We are now in a third phase, the symbols of which abound: nationalism, xenophobia, and the illusion that sovereignty is more important than cooperation. Brexit is a notable example. But Trump sets up an unprecedented level of legitimacy to what was once considered the betrayal of civism and democracy: he exploits and exasperates the racial, cultural, gender divides of a country and runs without any compliance with rules and traditions. He is accompanied by a variegated assortment of autocratic, populist and narcissistic kinds of a new political generation: Jair Bolsonaro, Viktor Orban, Jaroslaw Kacynski, Vladimir Putin, Narendra Modi, Abdel Al-Sisi, Benjamin Netanyahu, Rodrigo Duterte, just to cite the most known, while others, like Matteo Salvini, are poised to take power. The virus, instead of uniting citizens, has further divided them. To wear the face-covering is a left-wing declaration, like worrying about the climate, which is a survival concern. Military expenses are on a continuous increase. In 2019 they reached an unprecedented amount of 1,917 billion dollars –enough to solve all problems of food, health and education worldwide. The UN is still the only organisation able to provide the world with plans of global significance. Its Agenda 2030 gives a plan for the solution of our most significant problems. It costs a fraction of military expenses. The G20 has paid some lip service to Agenda 30, but never anything significant. The new generation of politicians is under general scrutiny, and the outlook is not positive at all.

I would say that representative of our crisis is that books are being published on a world of conspiracy, like the one that the virus is being used by Bill Gates to introduce nanoparticles that will make it possible to control all human bodies, or myths like the one on the Bilderberg Club, one of the private clubs meeting, as the place where decisions are taken by a small elite on how to run the world ... the explosions of conspiracies is a good sign of the decline of democracy. This, when more than ever, it is clear that the system has lost its compass, and even the climate tragedy and soon-to-be two million deaths from COVID-19 are not able to bring back cooperation and multilateralism.

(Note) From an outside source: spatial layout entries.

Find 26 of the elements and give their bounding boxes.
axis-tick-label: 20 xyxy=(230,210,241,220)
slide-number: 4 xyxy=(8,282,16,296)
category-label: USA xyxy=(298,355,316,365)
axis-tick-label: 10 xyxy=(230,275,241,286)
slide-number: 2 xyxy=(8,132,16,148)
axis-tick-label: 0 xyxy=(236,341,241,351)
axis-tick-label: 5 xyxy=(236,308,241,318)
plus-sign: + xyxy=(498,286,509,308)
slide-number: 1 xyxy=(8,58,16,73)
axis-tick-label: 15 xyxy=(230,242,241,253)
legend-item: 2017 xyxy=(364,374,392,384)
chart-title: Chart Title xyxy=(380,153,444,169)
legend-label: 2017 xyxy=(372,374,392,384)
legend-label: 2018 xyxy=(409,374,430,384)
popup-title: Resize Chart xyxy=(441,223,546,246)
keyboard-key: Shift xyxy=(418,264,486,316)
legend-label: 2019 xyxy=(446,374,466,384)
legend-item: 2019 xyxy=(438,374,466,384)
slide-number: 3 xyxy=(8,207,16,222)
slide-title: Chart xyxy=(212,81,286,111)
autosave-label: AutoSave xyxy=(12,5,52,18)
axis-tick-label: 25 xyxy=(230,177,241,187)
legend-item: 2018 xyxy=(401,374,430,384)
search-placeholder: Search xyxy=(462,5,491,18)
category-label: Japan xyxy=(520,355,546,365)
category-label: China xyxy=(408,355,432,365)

So, Italy now begins its chairmanship of the G20. It is a position without any significant weight and Italy has the task of organising a summit of Heads of State, from which nobody expects much. If Trump’s defeat has any significant meaning, by November the political situation could have improved, but we will have a Germany without Merkel, probably more nationalist, and the miraculous social engagement of the European Union could come to a halt. Italy has a very fragile government, and the dubious distinction of having a very young Minister of Foreign Affairs, whose only working experience was being a drinks seller at Naples’ football stadium. On the Health Summit, he does not look as though he particularly commands respect and authority. This will be Italy’s first test. In May, it will be clear that without vaccination in the world, rich countries will not be out of danger. It should be easy to rally the 20 most important countries of the world, including India and South Africa, to such obvious actions. But in these times, where interests and selfishness are the reality, it is legitimate to nourish many doubts. Anyhow, if 2021 is not to be a year of regeneration and creation, we will be on an irreversible sloping decline ...time is running out.